The Feb. 2 decision was one of the first significant rulings in a set of suits pending against the Corps and the flooding of New Orleans.
“I think they’ve always worried that they could get sued, but getting sued and actually facing liability, or potential liability, are two different things,” said Mark Davis, director of the Institute of Water Resources Law and Policy at Tulane University. “The Corps and the federal government will have to take very seriously the responsibilities they have to the communities down here.”
At issue is a navigation channel built in the 1950s as a shortcut between the Gulf of Mexico and New Orleans.
The channel has widened and allowed salt water to creep into interior marshes and lakes, killing swamp forests and marshlands. Scientists have repeatedly called it one of the worst environmental problems in the nation, and called for it to be closed.
Residents and scientists had long warned that the broad channel acted as a conduit for storm surge from hurricanes. The plaintiffs argued that storm surge roared up through the channel and overwhelmed the levees protecting their homes.
The Corps says the channel did no such thing, and that the storm surge was so high that the channel did little to increase the level of flooding.

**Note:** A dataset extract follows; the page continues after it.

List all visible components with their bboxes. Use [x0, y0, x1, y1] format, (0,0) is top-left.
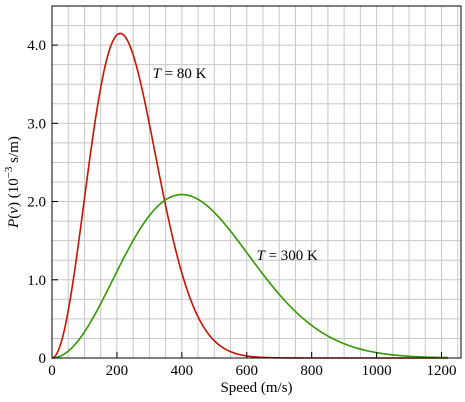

The Corps has been reluctant to close the channel, arguing that it still served navigational needs. Shippers have also lobbied the agency to keep it open. Since Katrina, however, the Corps has said plugging the Mr. Go makes sense based on economic considerations, not concerns over flooding.

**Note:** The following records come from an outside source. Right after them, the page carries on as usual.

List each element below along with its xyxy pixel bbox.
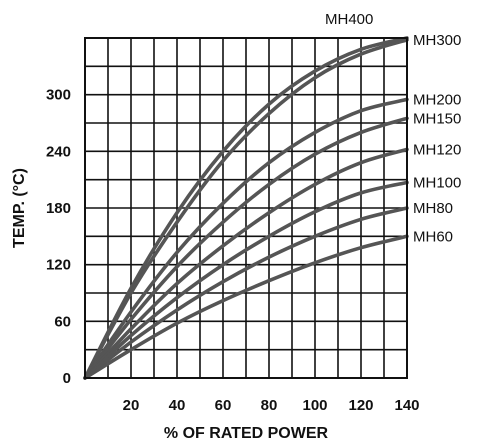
series-line-mh60 bbox=[83, 234, 409, 380]
y-tick-label: 180 bbox=[46, 200, 71, 217]
x-tick-labels: 20 40 60 80 100 120 140 bbox=[123, 397, 420, 414]
series-line-mh150 bbox=[83, 116, 409, 380]
y-tick-labels: 0 60 120 180 240 300 bbox=[46, 87, 71, 387]
y-tick-label: 60 bbox=[54, 313, 71, 330]
series-label-mh60: MH60 bbox=[413, 228, 453, 245]
series-label-mh150: MH150 bbox=[413, 110, 461, 127]
x-tick-label: 80 bbox=[261, 397, 278, 414]
series-line-mh120 bbox=[83, 147, 409, 380]
series-label-mh120: MH120 bbox=[413, 141, 461, 158]
series-curves bbox=[83, 36, 409, 380]
plot-frame bbox=[84, 37, 408, 379]
y-tick-label: 240 bbox=[46, 143, 71, 160]
series-line-mh200 bbox=[83, 97, 409, 380]
x-tick-label: 60 bbox=[215, 397, 232, 414]
x-tick-label: 100 bbox=[302, 397, 327, 414]
series-label-mh300: MH300 bbox=[413, 32, 461, 49]
series-label-mh400: MH400 bbox=[325, 11, 373, 28]
x-axis-title: % OF RATED POWER bbox=[164, 425, 329, 442]
y-tick-label: 120 bbox=[46, 257, 71, 274]
series-line-mh400 bbox=[83, 36, 409, 380]
series-line-mh300 bbox=[83, 38, 409, 380]
series-label-mh200: MH200 bbox=[413, 91, 461, 108]
y-tick-label: 300 bbox=[46, 87, 71, 104]
y-axis-title: TEMP. (°C) bbox=[11, 168, 28, 248]
series-label-mh100: MH100 bbox=[413, 175, 461, 192]
series-line-mh100 bbox=[83, 180, 409, 380]
x-tick-label: 20 bbox=[123, 397, 140, 414]
series-label-mh80: MH80 bbox=[413, 200, 453, 217]
y-tick-label: 0 bbox=[63, 370, 71, 387]
x-tick-label: 140 bbox=[394, 397, 419, 414]
grid bbox=[85, 38, 407, 378]
series-labels: MH400 MH300 MH200 MH150 MH120 MH100 MH80 MH60 bbox=[325, 11, 461, 245]
series-line-mh80 bbox=[83, 206, 409, 380]
x-tick-label: 120 bbox=[348, 397, 373, 414]
x-tick-label: 40 bbox=[169, 397, 186, 414]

Duval said plaintiffs should get a hearing at least about three allegations:
-The Corps failed to ask the U.S. Fish and Wildlife Service and the Louisiana Department of Wildlife and Fisheries about their worries about the canal’s alignment and its effect on wetlands, and to present those concerns to Congress.
-The number of decisions made in building and maintaining the canal and whether the record shows they were based in policy.
-Whether some decisions were not based in policy, and whether those failed to meet standard engineering practices.